Antibiotic failure

Kingofgrass

Member
I don’t think I’ve upset anyone that I know of, there are water troughs next to public footpaths maybe a possibility?? Just talked to the tanker driver and he reckons this is happening more often since they’ve swapped over onto a more sensative antibotic tester
Tonight’s milk passed ?
 

pellow

Member
Location
Newquay
My father had the same thing with DC, phoned them up saying it needed retesting as we didn't have anything treated, father blows pretty hot and it went up through the management of DC and he was getting nowhere, we had a jug in the fridge and it passed, in the end they said they tested it again and it passed but they couldn't pay as it had been thrown away, after more heat from father they said they'd pay half, but he didn't accept the offer and sold his cows
 
Had this myself 4 years ago with my milk buyer. I do use dry cow therapy but we are spring calving and it was the middle of the summer. We tested every single cow on the farm and found traces of anti biotic in some of them, cepravin rep came out and admitted that anti biotics stay in cows a lot longer than withdrawal periods state but they are at an “acceptable” level.

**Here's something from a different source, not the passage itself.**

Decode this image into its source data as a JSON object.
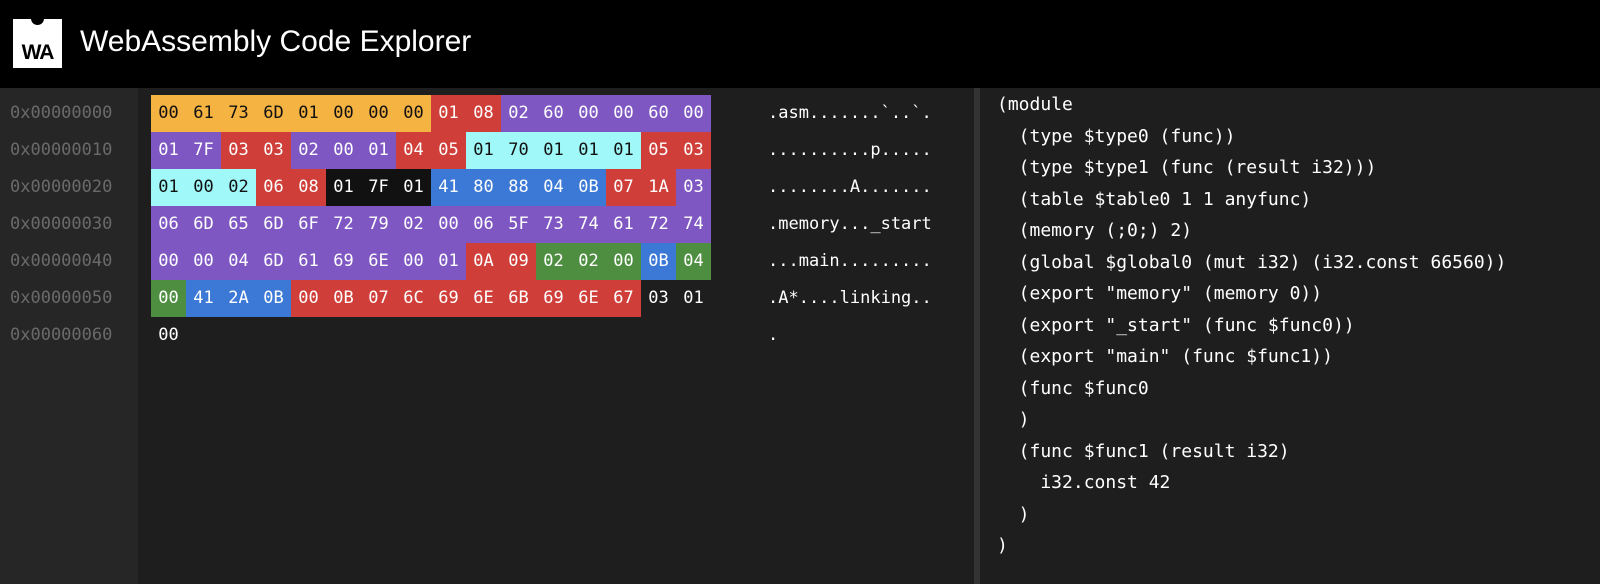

All of a sudden we started passing on the bulk milk test 4 after 4 days of failing. Months later received a phone call saying the lady doing the testing had mixed up the farm numbers and got the wrong farm. I’d be inclined to say someone at the dairy has made a mistake.

Feel your pain though, it’s like looking for a needle in a haystack that your certain isn’t your fault but how on earth do you prove it
 
Location
southwest
Along with the "water in the milk" debacle, farmers seem to be getting the shiity end of the stick from buyers.

It seems ridiculous that the buyers can say the milk has failed a test (for whatever reason) and not retain a sample for retesting (which should be done as a matter of course before rejecting) either by themselves or by an independent lab.

Still, you all voted (one way or another) to lose the protection of the MMB, so you've only yourselves to blame.


I can remember during the REAL drought of '76 my father getting a call from Coop Dairies complaining about the milk quality and telling him to start feeding hay. Dad rang MMB who sent a chap out to see him.he told Dad to manage the cows as he wanted and not as CWS wanted, not at all happy that they were speaking to the farmers.
 

mixed breed

Member
Mixed Farmer
Yes bf and protein haven’t changed by much

Shame, It was just a stab in the dark, but if they were different by a fair margin then back to your usual on your next test, it would be a good bit of evidence that it wasn't your sample on the day of failure.

Its a helpless situation, I don't know what to say except, be prepared for an inspection.
 

kiwi pom

Member
Location
canterbury NZ
If the tanker load didn't fail they will only have a small sample to test i'd have thought.
How do they record supplier details on your sample? sounds like a mix up to me.
Bit different if the tanker load fails an inhibs test because it can be retested several times and individual farm samples kept separate straight away and sent to the lab so no mix ups.
Unless of course the tanker only has your milk on.
 

Suckndiesel

Member
Location
Newtownards
Neighbour here had a similar problem a few years ago, turned out it was damp getting to the meal and it then growing penicillin. See in another thread you're buying in hay for the milk cows, no mould in it?